Gallup surveyed 33 nations in Latin America and the Caribbean and found that a whopping 27 percent of 450 million people wanted to leave home. Further, of those who wanted to leave their homes permanently, 35 percent, or 42 million people, wanted to emigrate to the U.S.
Seekers of citizenship or asylum are watching to determine exactly when and how is the best time to make their move.
In addition to finding a solution for the thousands of migrants currently at the border, let’s include the bigger, harder question — what about all of those who would like to come? What is the message to them?
What is the 10-year plan?
330 million U.S. citizens are wondering. So are 42 million Latin Americans.
This is an instance where our hearts are getting in the way of our heads. We like to think of America as a welcoming oasis for the poor and downtrodden of the world. Otherwise, what’s the Statue of Liberty for?
But the reality is far less romantic. Billions of people around the world could be considered “poor and downtrodden” as well as oppressed, persecuted, and hunted. They live in hovels in some countries, corrugated tin houses in others. Many don’t even have homes. Or enough to eat. Or clean water to drink.

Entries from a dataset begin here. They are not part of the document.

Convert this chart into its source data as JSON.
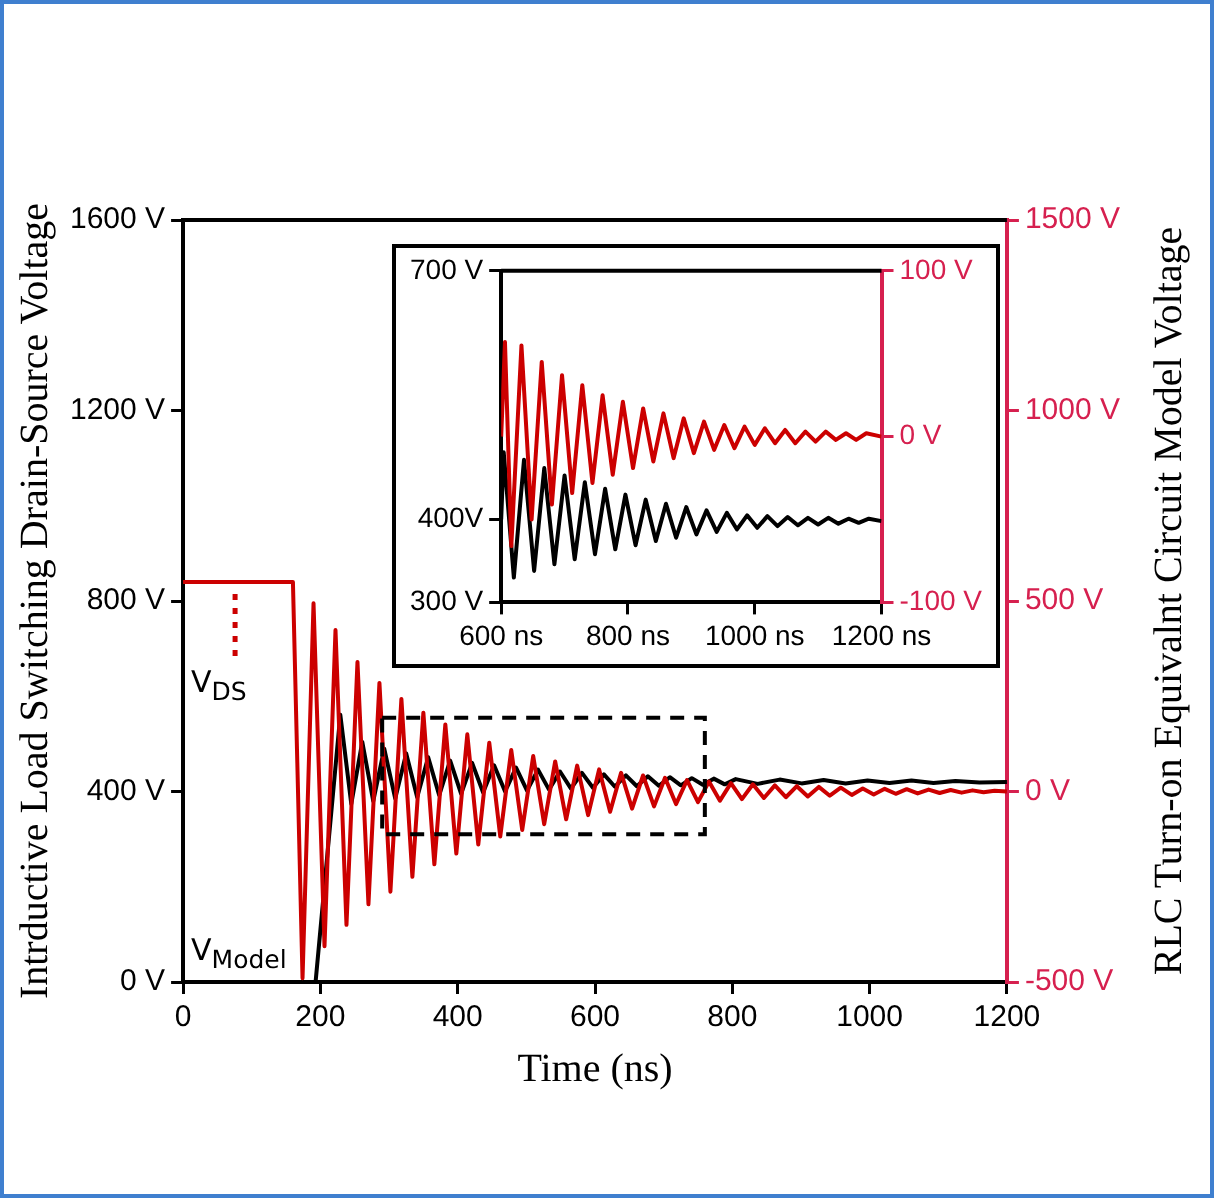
{
  "chart_data": [
    {
      "type": "line",
      "xlabel": "Time (ns)",
      "ylabel": "Intrductive Load Switching Drain-Source Voltage",
      "y2label": "RLC Turn-on Equivalnt Circuit Model Voltage",
      "xlim": [
        0,
        1200
      ],
      "xticks": [
        0,
        200,
        400,
        600,
        800,
        1000,
        1200
      ],
      "ylim": [
        0,
        1600
      ],
      "yticks": [
        {
          "value": 0,
          "label": "0 V"
        },
        {
          "value": 400,
          "label": "400 V"
        },
        {
          "value": 800,
          "label": "800 V"
        },
        {
          "value": 1200,
          "label": "1200 V"
        },
        {
          "value": 1600,
          "label": "1600 V"
        }
      ],
      "y2lim": [
        -500,
        1500
      ],
      "y2ticks": [
        {
          "value": -500,
          "label": "-500 V"
        },
        {
          "value": 0,
          "label": "0 V"
        },
        {
          "value": 500,
          "label": "500 V"
        },
        {
          "value": 1000,
          "label": "1000 V"
        },
        {
          "value": 1500,
          "label": "1500 V"
        }
      ],
      "grid": false,
      "legend": "left",
      "marker": "none",
      "series": [
        {
          "name": "V$_{DS}$",
          "color": "#cc0000",
          "axis": "y2",
          "x": [
            0,
            160,
            174,
            190,
            206,
            222,
            238,
            254,
            270,
            286,
            302,
            318,
            334,
            350,
            366,
            382,
            398,
            414,
            430,
            446,
            462,
            478,
            494,
            510,
            526,
            542,
            558,
            574,
            590,
            606,
            622,
            638,
            654,
            670,
            686,
            702,
            718,
            734,
            750,
            766,
            782,
            798,
            814,
            830,
            846,
            862,
            878,
            894,
            910,
            926,
            942,
            958,
            974,
            990,
            1006,
            1022,
            1038,
            1054,
            1070,
            1086,
            1102,
            1118,
            1134,
            1150,
            1166,
            1182,
            1200
          ],
          "values": [
            550,
            550,
            -490,
            494,
            -406,
            424,
            -350,
            340,
            -296,
            285,
            -263,
            243,
            -224,
            207,
            -191,
            176,
            -163,
            150,
            -139,
            128,
            -118,
            109,
            -101,
            93,
            -86,
            79,
            -73,
            68,
            -62,
            58,
            -53,
            49,
            -45,
            42,
            -39,
            36,
            -33,
            30,
            -28,
            26,
            -24,
            22,
            -20,
            19,
            -17,
            16,
            -15,
            14,
            -13,
            12,
            -11,
            10,
            -9,
            8,
            -8,
            7,
            -6,
            6,
            -5,
            5,
            -4,
            4,
            -3,
            3,
            -2,
            2,
            0
          ]
        },
        {
          "name": "V$_{Model}$",
          "color": "#000000",
          "x": [
            0,
            193,
            229,
            245,
            261,
            277,
            293,
            309,
            325,
            341,
            357,
            373,
            389,
            405,
            421,
            437,
            453,
            469,
            485,
            501,
            517,
            533,
            549,
            565,
            581,
            597,
            613,
            629,
            645,
            661,
            677,
            693,
            709,
            725,
            741,
            757,
            773,
            789,
            805,
            837,
            869,
            901,
            933,
            965,
            997,
            1029,
            1061,
            1093,
            1125,
            1160,
            1200
          ],
          "values": [
            0,
            0,
            561,
            374,
            504,
            380,
            490,
            385,
            480,
            388,
            472,
            392,
            465,
            395,
            460,
            398,
            455,
            400,
            450,
            402,
            446,
            404,
            442,
            406,
            439,
            408,
            436,
            410,
            434,
            411,
            432,
            412,
            430,
            413,
            428,
            414,
            427,
            415,
            426,
            416,
            425,
            417,
            424,
            417,
            423,
            418,
            423,
            418,
            422,
            419,
            420
          ]
        }
      ]
    },
    {
      "type": "line",
      "xlim": [
        600,
        1200
      ],
      "xticks": [
        {
          "value": 600,
          "label": "600 ns"
        },
        {
          "value": 800,
          "label": "800 ns"
        },
        {
          "value": 1000,
          "label": "1000 ns"
        },
        {
          "value": 1200,
          "label": "1200 ns"
        }
      ],
      "ylim": [
        300,
        700
      ],
      "yticks": [
        {
          "value": 300,
          "label": "300 V"
        },
        {
          "value": 400,
          "label": "400V"
        },
        {
          "value": 700,
          "label": "700 V"
        }
      ],
      "y2lim": [
        -100,
        100
      ],
      "y2ticks": [
        {
          "value": -100,
          "label": "-100 V"
        },
        {
          "value": 0,
          "label": "0 V"
        },
        {
          "value": 100,
          "label": "100 V"
        }
      ],
      "grid": false,
      "legend": false,
      "marker": "none",
      "series": [
        {
          "color": "#cc0000",
          "axis": "y2",
          "x": [
            600,
            606,
            616,
            632,
            648,
            664,
            680,
            696,
            712,
            728,
            744,
            760,
            776,
            792,
            808,
            824,
            840,
            856,
            872,
            888,
            904,
            920,
            936,
            952,
            968,
            984,
            1000,
            1016,
            1032,
            1048,
            1064,
            1080,
            1096,
            1112,
            1128,
            1144,
            1160,
            1176,
            1200
          ],
          "values": [
            0,
            57,
            -66,
            55,
            -50,
            45,
            -41,
            37,
            -34,
            31,
            -28,
            25,
            -23,
            21,
            -19,
            17,
            -15,
            14,
            -13,
            11,
            -10,
            9,
            -8,
            7,
            -7,
            6,
            -5,
            5,
            -4,
            4,
            -4,
            3,
            -3,
            3,
            -2,
            2,
            -2,
            2,
            0
          ]
        },
        {
          "color": "#000000",
          "x": [
            600,
            604,
            620,
            636,
            652,
            668,
            684,
            700,
            716,
            732,
            748,
            764,
            780,
            796,
            812,
            828,
            844,
            860,
            876,
            892,
            908,
            924,
            940,
            956,
            972,
            988,
            1004,
            1020,
            1036,
            1052,
            1068,
            1084,
            1100,
            1116,
            1132,
            1148,
            1164,
            1180,
            1200
          ],
          "values": [
            400,
            481,
            330,
            472,
            338,
            462,
            346,
            453,
            352,
            445,
            358,
            437,
            364,
            430,
            369,
            424,
            374,
            419,
            378,
            415,
            382,
            411,
            385,
            408,
            388,
            405,
            390,
            404,
            392,
            403,
            393,
            402,
            394,
            402,
            395,
            401,
            396,
            401,
            398
          ]
        }
      ]
    }
  ]
}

Simply put, we can’t save them all.
These potential migrants don’t see the U.S. as a racist, oppressor state — an inconvenient fact that is never mentioned by BLM and the rainbow of racial rights groups that drone on and on about “white privilege,” and “systemic racism.” Why do they want to come?
Perhaps it’s for clean water. Maybe it’s because a generous government will feed them and clothe them and house them. More likely, they want to wake up in the morning and not feel like they’re taking their lives in their hands just by walking out the door.
We can sympathize with them. We can feel for them. But we can’t shelter them all. And simply because they show up at our border doesn’t mean we have to throw out the welcome mat and let them in. There are millions of people around the world who have gone to U.S. embassies, filled out the paperwork, jumped through the state department and immigration hoops — all to come here legally.
Most of them are just as oppressed as those who show up at our borders. The difference is, they can’t walk here. So they stand patiently in line while those who came here without documents or even bothering to apply are served ahead of them.
Times are tough for most people who don’t live in the U.S. or the West. Chronic unemployment is one reason so many make the long walk to our border. They want jobs and believe it will be easier to get on in America.
“Expectations were created that with the government of President Biden there would be a better treatment of migrants,” Mexican President Andrés Manuel López Obrador said at his daily press conference on Tuesday. “And this has caused Central American migrants, and also from our country, wanting to cross the border thinking that it is easier to do so.”
Single adults account for 82% of the apprehensions so far this fiscal year, according to U.S. Customs and Border Protection data. Some 60% of all single adults apprehended were Mexicans. Border patrol agents say the majority of single adults they catch are men, entering to look for work such as picking fruits and vegetables, roofing and dishwashing.
Mexico lost more than 2 million jobs last year. Should the U.S. become the world’s job bank too?
It’s not selfish to want to control your own border. There are 190 nations in the world that are able to keep control of their own borders without criticism from left-wing open-borders freaks and pressure from ethnic and racial lobbies who see a political advantage to letting more of a certain race or ethnicity into the United States. They may not be able to vote, but the census will count them and that’s money in the bank.
I’m sick and tired of being called a “racist” or “heartless” because I favor intelligent border policies that make everyone stand in the same line to enter the U.S. legally. Proximity to the United States shouldn’t matter. A desire to contribute should.